C'est à travers de larges grilles, Que les femelles du canton, Contemplaient un puissant gorille, Sans souci du qu'en-dira-t-on. Avec impudeur ces commères Lorgnaient même un endroit précis Que rigoureusement ma mère M'a défendu d' nommer ici. Gare au gorille... Tout à coup la prison bien close Où vivait le bel animal, S'ouvre on n' sait pourquoi, je suppose Qu'on avait dû la fermer mal ; Le singe en sortant de sa cage dit « C'est aujourd'hui que j' le perds » Il parlait de son pucelage, Vous aviez deviné, j'espère ! Gare au gorille... L' patron d' la ménagerie Criait éperdu « Nom de nom ! C'est assommant, car mon gorille N'a jamais connu de guenon ». Dès que la féminine engeance Sut que le singe était puceau, Au lieu d' profiter d' la chance Elle fit feu des deux fuseaux.

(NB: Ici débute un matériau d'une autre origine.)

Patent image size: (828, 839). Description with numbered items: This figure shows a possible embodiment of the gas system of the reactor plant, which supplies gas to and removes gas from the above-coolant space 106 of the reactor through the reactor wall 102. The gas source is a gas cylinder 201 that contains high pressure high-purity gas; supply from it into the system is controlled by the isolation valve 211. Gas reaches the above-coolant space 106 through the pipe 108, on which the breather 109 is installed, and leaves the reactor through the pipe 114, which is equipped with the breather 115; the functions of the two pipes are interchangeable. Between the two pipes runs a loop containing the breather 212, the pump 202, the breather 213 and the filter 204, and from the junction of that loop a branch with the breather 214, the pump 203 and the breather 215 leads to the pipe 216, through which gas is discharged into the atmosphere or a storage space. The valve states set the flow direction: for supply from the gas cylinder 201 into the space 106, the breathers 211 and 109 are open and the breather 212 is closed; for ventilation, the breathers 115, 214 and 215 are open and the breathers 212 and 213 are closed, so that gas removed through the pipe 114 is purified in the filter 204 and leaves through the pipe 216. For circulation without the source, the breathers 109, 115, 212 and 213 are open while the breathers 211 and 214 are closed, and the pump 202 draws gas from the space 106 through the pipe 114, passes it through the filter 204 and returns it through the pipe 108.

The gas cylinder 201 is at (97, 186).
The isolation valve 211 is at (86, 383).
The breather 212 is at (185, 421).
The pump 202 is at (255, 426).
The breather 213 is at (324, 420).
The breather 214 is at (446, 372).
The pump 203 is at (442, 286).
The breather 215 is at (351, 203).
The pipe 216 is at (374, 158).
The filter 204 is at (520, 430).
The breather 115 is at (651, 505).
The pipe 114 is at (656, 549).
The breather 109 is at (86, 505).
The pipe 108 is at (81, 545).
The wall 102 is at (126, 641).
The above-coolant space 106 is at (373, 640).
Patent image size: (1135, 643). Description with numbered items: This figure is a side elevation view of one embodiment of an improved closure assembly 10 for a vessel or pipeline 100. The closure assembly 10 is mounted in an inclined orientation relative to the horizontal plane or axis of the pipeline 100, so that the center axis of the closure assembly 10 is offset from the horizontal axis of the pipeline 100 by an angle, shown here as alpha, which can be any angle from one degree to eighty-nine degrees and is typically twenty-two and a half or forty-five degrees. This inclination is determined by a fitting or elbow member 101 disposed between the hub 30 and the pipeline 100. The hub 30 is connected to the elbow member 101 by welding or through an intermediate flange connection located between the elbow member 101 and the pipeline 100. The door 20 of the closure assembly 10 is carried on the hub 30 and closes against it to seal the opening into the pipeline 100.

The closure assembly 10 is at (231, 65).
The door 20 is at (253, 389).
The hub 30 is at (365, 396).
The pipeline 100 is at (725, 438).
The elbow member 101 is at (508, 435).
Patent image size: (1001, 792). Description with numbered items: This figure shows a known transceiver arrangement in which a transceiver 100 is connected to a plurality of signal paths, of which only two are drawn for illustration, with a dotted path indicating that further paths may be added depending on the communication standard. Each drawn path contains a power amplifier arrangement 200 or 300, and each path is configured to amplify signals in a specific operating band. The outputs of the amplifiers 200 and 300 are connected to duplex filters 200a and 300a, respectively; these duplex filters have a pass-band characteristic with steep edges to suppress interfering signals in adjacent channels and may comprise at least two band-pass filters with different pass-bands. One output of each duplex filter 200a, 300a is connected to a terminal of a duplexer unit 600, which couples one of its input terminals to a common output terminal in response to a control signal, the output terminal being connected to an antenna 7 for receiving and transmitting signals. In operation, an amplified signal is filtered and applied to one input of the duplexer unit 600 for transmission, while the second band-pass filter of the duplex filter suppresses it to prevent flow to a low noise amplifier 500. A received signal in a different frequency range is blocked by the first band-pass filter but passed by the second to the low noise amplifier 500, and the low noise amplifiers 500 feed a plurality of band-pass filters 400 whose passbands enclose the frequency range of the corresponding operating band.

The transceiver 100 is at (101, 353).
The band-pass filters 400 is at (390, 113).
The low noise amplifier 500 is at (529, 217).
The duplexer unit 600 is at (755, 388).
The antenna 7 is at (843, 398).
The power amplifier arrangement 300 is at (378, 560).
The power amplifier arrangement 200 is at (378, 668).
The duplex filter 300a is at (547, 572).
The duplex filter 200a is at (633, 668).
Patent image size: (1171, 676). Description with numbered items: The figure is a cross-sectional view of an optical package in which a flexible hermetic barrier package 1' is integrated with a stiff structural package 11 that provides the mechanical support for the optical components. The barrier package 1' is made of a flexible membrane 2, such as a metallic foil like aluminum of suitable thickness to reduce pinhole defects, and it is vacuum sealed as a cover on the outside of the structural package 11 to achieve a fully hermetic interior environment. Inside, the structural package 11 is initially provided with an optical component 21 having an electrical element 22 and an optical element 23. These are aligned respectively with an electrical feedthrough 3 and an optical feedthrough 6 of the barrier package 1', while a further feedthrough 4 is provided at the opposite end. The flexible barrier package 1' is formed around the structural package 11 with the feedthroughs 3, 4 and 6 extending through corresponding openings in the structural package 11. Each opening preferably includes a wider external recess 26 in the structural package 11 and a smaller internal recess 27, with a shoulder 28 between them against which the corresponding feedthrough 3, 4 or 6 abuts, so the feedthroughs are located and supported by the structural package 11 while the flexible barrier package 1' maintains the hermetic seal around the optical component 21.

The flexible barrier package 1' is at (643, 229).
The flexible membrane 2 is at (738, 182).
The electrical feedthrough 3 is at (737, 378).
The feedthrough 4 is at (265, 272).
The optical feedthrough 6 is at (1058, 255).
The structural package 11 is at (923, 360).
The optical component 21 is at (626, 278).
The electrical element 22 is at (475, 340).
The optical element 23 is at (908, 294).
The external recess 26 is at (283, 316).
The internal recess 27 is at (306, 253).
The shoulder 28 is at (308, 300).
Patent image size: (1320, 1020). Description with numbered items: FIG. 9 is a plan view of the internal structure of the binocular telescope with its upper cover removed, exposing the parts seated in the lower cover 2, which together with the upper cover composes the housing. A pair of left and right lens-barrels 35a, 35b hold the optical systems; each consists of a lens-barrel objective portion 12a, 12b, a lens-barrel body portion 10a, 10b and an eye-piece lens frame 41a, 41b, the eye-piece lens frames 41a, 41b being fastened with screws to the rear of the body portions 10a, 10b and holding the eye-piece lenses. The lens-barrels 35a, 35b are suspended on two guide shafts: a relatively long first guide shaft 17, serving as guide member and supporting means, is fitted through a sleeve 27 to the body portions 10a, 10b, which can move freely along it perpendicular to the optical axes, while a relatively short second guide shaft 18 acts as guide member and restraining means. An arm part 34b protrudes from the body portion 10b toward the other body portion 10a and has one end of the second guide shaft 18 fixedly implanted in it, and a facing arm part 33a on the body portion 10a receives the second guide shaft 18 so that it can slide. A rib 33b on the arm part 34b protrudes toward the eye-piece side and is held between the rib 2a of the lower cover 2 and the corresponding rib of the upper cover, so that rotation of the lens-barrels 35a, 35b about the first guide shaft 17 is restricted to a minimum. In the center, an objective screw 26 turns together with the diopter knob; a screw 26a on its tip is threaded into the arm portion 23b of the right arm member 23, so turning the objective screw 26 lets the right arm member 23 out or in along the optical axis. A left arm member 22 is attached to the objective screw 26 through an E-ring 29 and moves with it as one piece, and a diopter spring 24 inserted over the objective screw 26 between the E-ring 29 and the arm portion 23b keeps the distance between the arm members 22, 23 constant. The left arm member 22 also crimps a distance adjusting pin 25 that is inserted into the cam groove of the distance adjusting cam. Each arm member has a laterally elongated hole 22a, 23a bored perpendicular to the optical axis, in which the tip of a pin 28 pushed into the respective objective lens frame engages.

Gare au gorille... Celles-là mêmes qui naguère Le couvaient d'un œil décidé, Fuirent prouvant qu'ell's n'avaient guère De la suite dans les idées, D'autant plus vaine était leur crainte Que le gorille est un luron Supérieur à l'homm' dans l'étreinte Bien des femmes vous le diront. Gare au gorille... Tout le monde se précipite Hors d'atteinte du singe en rut, Sauf une vieille décrépite Et un jeune juge en bois brut. Voyant que toutes se dérobent Le quadrumane accéléra Son dandinement vers les robes De la vieille et du magistrat. Gare au gorille... « Bah », soupirait la centenaire « Qu'on pût encor' me désirer Ce serait extraordinaire Et pour tout dire, inespéré ». Le juge pensait, impassible « Qu'on me prenne pour une guenon, C'est complètement impossible ». La suite lui prouva que non. Gare au gorille... Supposez qu'un de vous puisse être Comme le singe obligé de Violer un juge ou une ancêtre, Lequel choisirait-il des deux ? Qu'une alternative pareille Un de ces quatre jours m'échoit C'est j'en suis convaincu, la vieille Qui sera l'objet de mon choix. Gare au gorille... Mais par malheur, si le gorille Au jeu de l'amour vaut son prix, On sait qu'en revanche il ne brille Ni par le goût, ni par l'esprit. Lors au lieu d'opter pour la vieille Comme aurait fait n'importe qui Il saisit le juge à l'oreille Et l'entraîna dans un maquis. Gare au gorille... La suite serait délectable, Malheureusement je ne peux Pas la dire et c'est regrettable, Ça nous aurait fait rire un peu Car le juge au moment suprême Criait « Maman », pleurait beaucoup Comme l'homme auquel le jour même Il avait fait trancher le cou. Gare au gorille...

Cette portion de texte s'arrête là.